Application Security engineer

Infosys Consulting is the worldwide management and IT consultancy unit of the Infosys Group (NYSE: INFY), a global advisor to leading companies for strategy, process engineering, and technology-enabled transformation programs.

We partner with clients to design and implement customized solutions to address their complex business challenges, and to help them in a post-modern ERP world. By combining innovative and human-centric approaches with the latest technological advances, we enable organizations to reimagine their future and create sustainable and lasting business value.

A pioneer in breaking down the barriers between strategy and execution, Infosys Consulting delivers superior business value to its clients by advising them on strategy and process optimisation as well as IT-enabled transformation. To find out how we go beyond the expected to deliver the exceptional, visit us at www.infosysconsultinginsights.com Infosys Consulting – is a real consultancy for real consultants.

Requirements

Location: Perth/ Brisbane

Duration: 6 Months with possible extensions.

Daily rate: AUD 950 INC of all charges.

About the role

The Specialist Cybersecurity role will be part of the Technology Secure & Architecture team, working as part of the GitLab Application Security project team. The focus of this role is to provide technical subject matter expertise focused on application security. The candidate will be responsible for deploying and maintaining various GitLab application security capabilities, as well as establishing the necessary standards and controls, as part of the DevSecOps framework with a focus on the cloud environment.
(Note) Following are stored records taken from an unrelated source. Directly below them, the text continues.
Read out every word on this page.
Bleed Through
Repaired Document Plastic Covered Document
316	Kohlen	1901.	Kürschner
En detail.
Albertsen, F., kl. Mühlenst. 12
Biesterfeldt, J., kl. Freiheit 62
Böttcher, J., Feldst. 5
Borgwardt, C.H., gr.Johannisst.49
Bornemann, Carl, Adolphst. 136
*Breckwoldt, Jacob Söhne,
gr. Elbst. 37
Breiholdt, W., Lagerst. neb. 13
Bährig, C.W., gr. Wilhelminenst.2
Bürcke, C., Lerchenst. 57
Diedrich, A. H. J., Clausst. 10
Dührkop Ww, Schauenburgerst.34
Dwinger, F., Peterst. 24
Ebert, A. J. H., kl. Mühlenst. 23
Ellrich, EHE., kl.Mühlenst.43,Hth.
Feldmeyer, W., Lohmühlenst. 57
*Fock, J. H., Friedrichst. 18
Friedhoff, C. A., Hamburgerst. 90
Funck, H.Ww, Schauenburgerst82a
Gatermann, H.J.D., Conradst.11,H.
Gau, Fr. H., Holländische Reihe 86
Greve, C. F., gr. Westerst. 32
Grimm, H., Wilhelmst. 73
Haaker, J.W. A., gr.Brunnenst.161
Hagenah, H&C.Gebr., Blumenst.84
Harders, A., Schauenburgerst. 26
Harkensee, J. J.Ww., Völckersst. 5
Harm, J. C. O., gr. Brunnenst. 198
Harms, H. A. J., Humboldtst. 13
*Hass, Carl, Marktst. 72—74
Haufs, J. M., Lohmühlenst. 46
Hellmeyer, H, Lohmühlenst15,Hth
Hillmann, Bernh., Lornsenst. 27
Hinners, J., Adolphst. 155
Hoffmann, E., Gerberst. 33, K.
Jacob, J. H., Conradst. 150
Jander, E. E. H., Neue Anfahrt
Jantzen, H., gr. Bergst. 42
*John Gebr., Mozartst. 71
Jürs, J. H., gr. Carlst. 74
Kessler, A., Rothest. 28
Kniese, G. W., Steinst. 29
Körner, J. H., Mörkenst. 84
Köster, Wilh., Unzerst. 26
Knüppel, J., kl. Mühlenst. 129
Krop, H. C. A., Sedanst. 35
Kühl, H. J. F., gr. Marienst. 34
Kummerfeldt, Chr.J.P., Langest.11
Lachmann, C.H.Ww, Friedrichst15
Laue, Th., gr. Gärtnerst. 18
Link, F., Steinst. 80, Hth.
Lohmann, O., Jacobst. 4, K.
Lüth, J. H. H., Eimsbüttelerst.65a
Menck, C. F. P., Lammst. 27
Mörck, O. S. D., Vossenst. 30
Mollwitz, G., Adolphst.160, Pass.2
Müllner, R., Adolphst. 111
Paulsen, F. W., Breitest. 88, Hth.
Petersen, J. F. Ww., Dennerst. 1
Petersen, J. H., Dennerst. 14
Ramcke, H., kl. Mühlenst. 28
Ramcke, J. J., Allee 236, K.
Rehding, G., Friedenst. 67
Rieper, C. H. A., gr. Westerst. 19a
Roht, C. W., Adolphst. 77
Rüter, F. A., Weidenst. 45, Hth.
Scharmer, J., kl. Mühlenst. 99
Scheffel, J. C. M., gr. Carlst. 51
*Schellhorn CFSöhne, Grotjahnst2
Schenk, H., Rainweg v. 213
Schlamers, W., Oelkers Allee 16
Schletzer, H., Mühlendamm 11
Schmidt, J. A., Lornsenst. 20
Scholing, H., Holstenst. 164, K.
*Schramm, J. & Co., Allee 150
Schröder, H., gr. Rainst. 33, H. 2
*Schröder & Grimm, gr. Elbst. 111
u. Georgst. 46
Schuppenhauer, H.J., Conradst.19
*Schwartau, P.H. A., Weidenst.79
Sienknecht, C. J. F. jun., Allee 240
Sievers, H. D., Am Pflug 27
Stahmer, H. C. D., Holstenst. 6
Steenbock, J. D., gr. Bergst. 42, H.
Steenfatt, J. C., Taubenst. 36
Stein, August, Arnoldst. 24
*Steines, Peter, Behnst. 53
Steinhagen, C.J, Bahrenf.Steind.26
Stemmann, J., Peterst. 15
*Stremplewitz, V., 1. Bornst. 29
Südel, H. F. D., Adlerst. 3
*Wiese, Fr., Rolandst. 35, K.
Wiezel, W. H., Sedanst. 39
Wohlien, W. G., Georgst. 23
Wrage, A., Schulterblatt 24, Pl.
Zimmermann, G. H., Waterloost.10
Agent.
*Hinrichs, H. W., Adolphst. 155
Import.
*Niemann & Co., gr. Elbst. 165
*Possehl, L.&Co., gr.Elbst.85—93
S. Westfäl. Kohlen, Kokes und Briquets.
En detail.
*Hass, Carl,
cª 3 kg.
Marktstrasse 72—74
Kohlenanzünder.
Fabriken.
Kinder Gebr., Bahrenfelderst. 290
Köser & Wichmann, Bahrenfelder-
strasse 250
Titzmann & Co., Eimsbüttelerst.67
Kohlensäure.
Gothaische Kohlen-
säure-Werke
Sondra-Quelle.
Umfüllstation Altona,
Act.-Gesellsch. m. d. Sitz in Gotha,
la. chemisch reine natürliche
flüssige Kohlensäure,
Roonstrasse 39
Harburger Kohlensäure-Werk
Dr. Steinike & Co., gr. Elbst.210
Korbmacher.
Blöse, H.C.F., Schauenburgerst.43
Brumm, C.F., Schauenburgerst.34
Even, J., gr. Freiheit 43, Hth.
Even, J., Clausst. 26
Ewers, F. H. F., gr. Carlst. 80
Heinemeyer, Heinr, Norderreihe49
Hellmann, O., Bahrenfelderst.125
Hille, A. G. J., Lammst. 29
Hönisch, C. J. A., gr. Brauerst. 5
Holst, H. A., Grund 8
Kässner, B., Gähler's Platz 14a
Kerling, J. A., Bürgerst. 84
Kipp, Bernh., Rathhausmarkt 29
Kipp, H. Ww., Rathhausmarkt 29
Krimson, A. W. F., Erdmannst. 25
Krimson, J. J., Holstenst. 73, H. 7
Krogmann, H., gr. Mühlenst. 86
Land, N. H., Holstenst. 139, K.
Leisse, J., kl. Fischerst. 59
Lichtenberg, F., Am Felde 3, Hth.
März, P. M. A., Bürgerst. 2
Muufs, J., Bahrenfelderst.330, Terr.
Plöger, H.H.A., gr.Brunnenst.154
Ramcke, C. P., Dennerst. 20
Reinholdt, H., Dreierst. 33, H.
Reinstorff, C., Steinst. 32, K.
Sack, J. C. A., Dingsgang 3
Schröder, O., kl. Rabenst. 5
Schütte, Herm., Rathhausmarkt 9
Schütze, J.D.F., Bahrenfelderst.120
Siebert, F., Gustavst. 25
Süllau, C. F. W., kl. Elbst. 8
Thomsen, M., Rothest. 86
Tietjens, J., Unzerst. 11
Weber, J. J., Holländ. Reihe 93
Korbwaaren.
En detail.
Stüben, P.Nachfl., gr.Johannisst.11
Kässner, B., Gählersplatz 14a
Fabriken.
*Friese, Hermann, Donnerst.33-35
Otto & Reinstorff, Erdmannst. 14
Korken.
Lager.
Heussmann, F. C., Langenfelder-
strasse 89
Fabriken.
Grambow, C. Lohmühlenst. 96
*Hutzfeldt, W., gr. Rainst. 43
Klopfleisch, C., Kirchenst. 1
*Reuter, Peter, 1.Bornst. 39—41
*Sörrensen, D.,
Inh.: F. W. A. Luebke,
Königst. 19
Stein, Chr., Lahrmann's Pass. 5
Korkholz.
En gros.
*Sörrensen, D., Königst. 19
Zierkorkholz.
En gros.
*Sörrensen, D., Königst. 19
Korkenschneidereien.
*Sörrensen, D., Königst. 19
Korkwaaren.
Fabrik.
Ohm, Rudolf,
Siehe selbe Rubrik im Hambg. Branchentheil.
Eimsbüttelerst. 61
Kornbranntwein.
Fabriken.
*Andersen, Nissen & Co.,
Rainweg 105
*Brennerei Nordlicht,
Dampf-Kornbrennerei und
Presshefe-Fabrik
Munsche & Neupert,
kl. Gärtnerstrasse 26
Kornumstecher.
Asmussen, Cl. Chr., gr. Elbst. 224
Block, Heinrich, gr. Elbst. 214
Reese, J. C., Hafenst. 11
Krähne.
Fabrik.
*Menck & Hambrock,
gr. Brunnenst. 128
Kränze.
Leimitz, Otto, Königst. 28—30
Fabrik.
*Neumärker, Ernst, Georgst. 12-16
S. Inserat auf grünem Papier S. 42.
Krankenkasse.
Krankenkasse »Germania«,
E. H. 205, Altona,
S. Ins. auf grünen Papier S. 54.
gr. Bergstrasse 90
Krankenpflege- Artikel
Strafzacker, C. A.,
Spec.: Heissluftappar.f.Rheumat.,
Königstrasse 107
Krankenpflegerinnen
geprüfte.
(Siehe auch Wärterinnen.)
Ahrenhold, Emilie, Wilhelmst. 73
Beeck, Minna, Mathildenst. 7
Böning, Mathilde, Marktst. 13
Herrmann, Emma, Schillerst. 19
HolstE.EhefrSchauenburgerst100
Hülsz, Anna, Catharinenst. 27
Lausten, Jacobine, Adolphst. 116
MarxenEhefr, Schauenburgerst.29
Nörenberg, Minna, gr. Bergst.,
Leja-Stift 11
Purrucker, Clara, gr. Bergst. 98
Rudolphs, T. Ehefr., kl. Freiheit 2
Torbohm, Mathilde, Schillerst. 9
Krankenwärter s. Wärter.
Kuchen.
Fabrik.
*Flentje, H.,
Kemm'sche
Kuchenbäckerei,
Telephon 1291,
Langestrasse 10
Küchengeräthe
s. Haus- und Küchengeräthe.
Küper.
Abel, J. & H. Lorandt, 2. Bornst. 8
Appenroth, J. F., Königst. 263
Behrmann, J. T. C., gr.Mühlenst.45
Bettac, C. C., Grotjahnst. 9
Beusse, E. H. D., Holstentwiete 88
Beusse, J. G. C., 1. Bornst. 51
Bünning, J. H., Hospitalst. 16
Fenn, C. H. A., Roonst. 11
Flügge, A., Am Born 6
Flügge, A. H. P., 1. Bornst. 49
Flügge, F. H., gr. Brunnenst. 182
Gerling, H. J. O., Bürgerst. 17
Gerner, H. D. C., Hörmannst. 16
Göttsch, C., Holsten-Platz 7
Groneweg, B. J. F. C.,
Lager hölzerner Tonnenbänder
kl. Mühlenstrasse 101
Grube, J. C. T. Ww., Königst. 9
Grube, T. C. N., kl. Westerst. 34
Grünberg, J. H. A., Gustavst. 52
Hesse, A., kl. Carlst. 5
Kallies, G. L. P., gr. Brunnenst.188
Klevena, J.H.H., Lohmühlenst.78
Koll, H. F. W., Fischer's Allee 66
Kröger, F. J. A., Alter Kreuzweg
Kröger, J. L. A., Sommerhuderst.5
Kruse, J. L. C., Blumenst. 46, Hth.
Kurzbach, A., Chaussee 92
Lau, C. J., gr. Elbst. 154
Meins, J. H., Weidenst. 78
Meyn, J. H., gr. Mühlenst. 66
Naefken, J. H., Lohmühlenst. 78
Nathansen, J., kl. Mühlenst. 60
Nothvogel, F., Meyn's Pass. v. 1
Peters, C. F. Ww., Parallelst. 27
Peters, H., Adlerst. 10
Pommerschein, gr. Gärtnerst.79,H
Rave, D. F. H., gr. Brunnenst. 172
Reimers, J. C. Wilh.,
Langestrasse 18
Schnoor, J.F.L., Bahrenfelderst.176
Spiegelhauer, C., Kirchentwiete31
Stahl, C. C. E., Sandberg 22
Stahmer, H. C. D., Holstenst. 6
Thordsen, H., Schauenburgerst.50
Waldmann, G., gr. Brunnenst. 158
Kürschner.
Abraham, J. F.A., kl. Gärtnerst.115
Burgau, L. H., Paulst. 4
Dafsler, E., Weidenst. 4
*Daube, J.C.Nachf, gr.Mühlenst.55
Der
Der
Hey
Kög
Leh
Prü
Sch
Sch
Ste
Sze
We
A prime candidate for this position should be passionate about cybersecurity, with strong background in secure application development and application security testing in the cloud environment e.g. Static Application Security Testing (SAST), Dynamic Application Security Testing (DAST), Container Security, Secrets Management etc.

In this role you will:

• Support the development and maintenance of the application security framework for GitLab, ensuring key controls are in place and operate effectively throughout the application development lifecycle.
• Support the development and execution of the enterprise-wide application security program and associated performance metrics.
• Support the activities to develop technical requirements, evaluate vendor solutions, develop architecture and design, and test of application security solutions in collaboration with developers, application owners and service owners.
• Provide application security services including application security scans, code reviews, threat modelling, DevSecOps support, API security and container security.
• Define the security requirements and control gates in the software development lifecycle, including the operational processes and integration of Static Application Security Testing (SAST) and Dynamic Application Security Testing (DAST) in the CI/CD pipeline
• Advise on secure coding guidelines based on industry’s best practices such as OWASP Top 10, NIST, etc.
• Perform vulnerability risk assessments to evaluate the likelihood and impacts of each vulnerability and conduct manual verifications of vulnerabilities to reduce false positives and enhance remediation efforts.
• Participate in the establishment and maintenance of the Cloud Security Posture Management capability for secure hosting of applications.
• Establish appropriate controls to protect the confidentiality, integrity and availability of the applications in collaboration with Security Architects.
• Advise application owners in understanding the future state problems and challenges in cybersecurity and work collaboratively with them to enhance capabilities.
• Work with Legal teams and application owners globally on risk identification for information protection, translating application owner's requirements into technical controls.
• Assist and advise business teams with application security methodologies and best practices.

About you

• Strong experience in the industry (Mining, Resources, Banking or Telco), domain areas (Secure-by-Design Application Development, DevSecOps, Application Security, Cloud Security).
• Experience in Secure Development Life Cycle (SDLC), CI/CD pipelines (such as Gitlab, AzDO, and Bitbucket), and DevOps programming languages.
• Experience on Source Code Management (SCM) platforms such as Gitlab, AzDO, Bitbucket
• Foundational and cybersecurity related cloud certifications (AWS, Azure preferred or equivalent).
• Very good understanding of Cybersecurity best practices, standards and guidelines (NIST, OWASP, CVE, CVSS, etc)
• Knowledge and experience of Technology processes, systems and relevant security tools.
• Certified as a Cyber Security Professional (CISSP and/or CISM preferred or equivalent).
• Relevant background in secure application development/application security testing in the cloud environment e.g. Static Application Security Testing (SAST), Dynamic Application Security Testing (DAST), Container Security, Secrets Management.

Benefits

We welcome applications from all members of society irrespective of age, sex, disability, sexual orientation, race, religion, or belief. We make recruiting decisions based on your experience, skills, and personality. We believe that employing a diverse workforce is the right thing to do and is central to our success.

We offer you great opportunities within a dynamically growing consultancy. You will elaborate and deliver best practice solutions and will be able to further develop your solution design, implementation, and project management skills. At Infosys Consulting you will discover a truly global culture, highly dedicated and motivated colleagues, a cooperative work environment, and interesting training opportunities.